Ahmed Al-Amami explique également que le soutien de l’Union européenne a permis d’accroître les possibilités de financement. En fait, chaque start-up sélectionnée peut obtenir jusqu’à 120 000 dinars libyens de financement et bénéficier de six heures de consultations personnelles au maximum. En outre, Asaria permet aux entrepreneurs de se constituer un réseau de connaissances et de nouer des relations, encourageant ainsi les participants à entrer en contact avec d’autres entreprises tant à l’intérieur qu’à l’extérieur de l’incubateur et à collaborer avec les institutions gouvernementales.
En ce qui concerne les projets soutenus par l’incubateur qui ont réussi à lancer leurs activités, Ahmed Al-Amami déclare : « Actuellement, l’incubateur accompagne 25 projets dans le cadre de la première phase et la plupart de ces entreprises réussissent sur le marché libyen ».
Il ajoute que les principales difficultés auxquelles sont confrontés les entrepreneurs sont notamment la bureaucratie, le manque de soutien financier, le manque d’infrastructures ainsi que l’instabilité politique et l’insécurité, qui affectent l’environnement des entreprises en Libye.
Une culture de la réutilisation
Le projet Dbash présente les vêtements recyclés comme une solution durable et économique, surtout en période de difficultés financières. Le projet peut proposer des articles abordables aux personnes confrontées à des difficultés financières, et chaque vêtement recyclé est recréé de manière unique.
« Avec la crise économique, les pratiques de recyclage refont surface, enseignant à la population la culture du recyclage et ses principes de base pour que chacun puisse confectionner de nouvelles pièces à partir de celles trouvées dans son placard grâce à des idées novatrices », explique Fatima.
N’ayant pas de structures de gouvernance efficaces ni d’infrastructures adéquates, la Libye rencontre des difficultés pour gérer les déchets. Ces derniers sont en effet déversés dans de vastes décharges et incinérés ou éliminés à ciel ouvert, ce qui non seulement dégrade la qualité de l’environnement, mais entraîne également des risques pour la santé de la population. Selon les statistiques officielles, la ville de Tripoli produit à elle seule près d’un million de tonnes de déchets solides par an, dont une grande partie est constituée de déchets plastiques.

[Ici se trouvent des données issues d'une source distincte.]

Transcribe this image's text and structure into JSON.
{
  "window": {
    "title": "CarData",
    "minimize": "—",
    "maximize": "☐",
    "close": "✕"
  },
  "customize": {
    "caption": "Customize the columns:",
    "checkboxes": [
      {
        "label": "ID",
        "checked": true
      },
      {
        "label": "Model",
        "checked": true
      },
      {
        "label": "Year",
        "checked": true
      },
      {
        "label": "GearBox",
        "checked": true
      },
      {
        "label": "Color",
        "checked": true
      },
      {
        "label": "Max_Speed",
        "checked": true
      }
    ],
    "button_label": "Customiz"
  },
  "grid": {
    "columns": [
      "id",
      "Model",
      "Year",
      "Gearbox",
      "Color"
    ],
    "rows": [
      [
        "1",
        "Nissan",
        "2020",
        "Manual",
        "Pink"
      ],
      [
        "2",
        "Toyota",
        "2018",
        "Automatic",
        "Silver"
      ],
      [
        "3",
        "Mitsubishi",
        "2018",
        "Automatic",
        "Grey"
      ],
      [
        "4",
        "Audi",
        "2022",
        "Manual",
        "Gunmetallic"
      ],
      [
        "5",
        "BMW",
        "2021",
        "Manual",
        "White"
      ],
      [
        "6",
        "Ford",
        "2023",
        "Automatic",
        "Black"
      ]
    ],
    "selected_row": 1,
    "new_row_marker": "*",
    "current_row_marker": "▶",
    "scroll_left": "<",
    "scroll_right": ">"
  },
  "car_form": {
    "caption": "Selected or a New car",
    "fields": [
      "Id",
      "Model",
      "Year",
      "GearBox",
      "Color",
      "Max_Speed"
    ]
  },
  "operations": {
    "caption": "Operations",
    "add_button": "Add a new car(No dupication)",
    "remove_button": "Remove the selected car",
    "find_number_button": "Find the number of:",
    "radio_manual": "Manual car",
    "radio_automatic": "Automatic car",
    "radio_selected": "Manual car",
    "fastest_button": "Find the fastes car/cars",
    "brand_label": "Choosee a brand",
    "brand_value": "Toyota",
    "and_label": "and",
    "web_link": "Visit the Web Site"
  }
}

Le projet Dbash est un modèle de transformation des difficultés en véritables possibilités. En mettant l’accent sur le recyclage des vêtements et en soutenant la mode durable, Dbash contribue efficacement à réduire le volume des déchets d’une manière innovante, tout en promouvant une culture de la durabilité en Libye.
Ce projet apporte non seulement des solutions aux problèmes liés aux déchets, mais sert également de point d’ancrage pour construire un avenir plus durable grâce à des initiatives circulaires qui dynamisent l’économie locale et soutiennent l’innovation environnementale, notamment la réutilisation de matériaux dans des produits à valeur ajoutée, réduisant ainsi les effets sur l’environnement et favorisant une croissance économique durable grâce aux vêtements que les gens ne portent plus.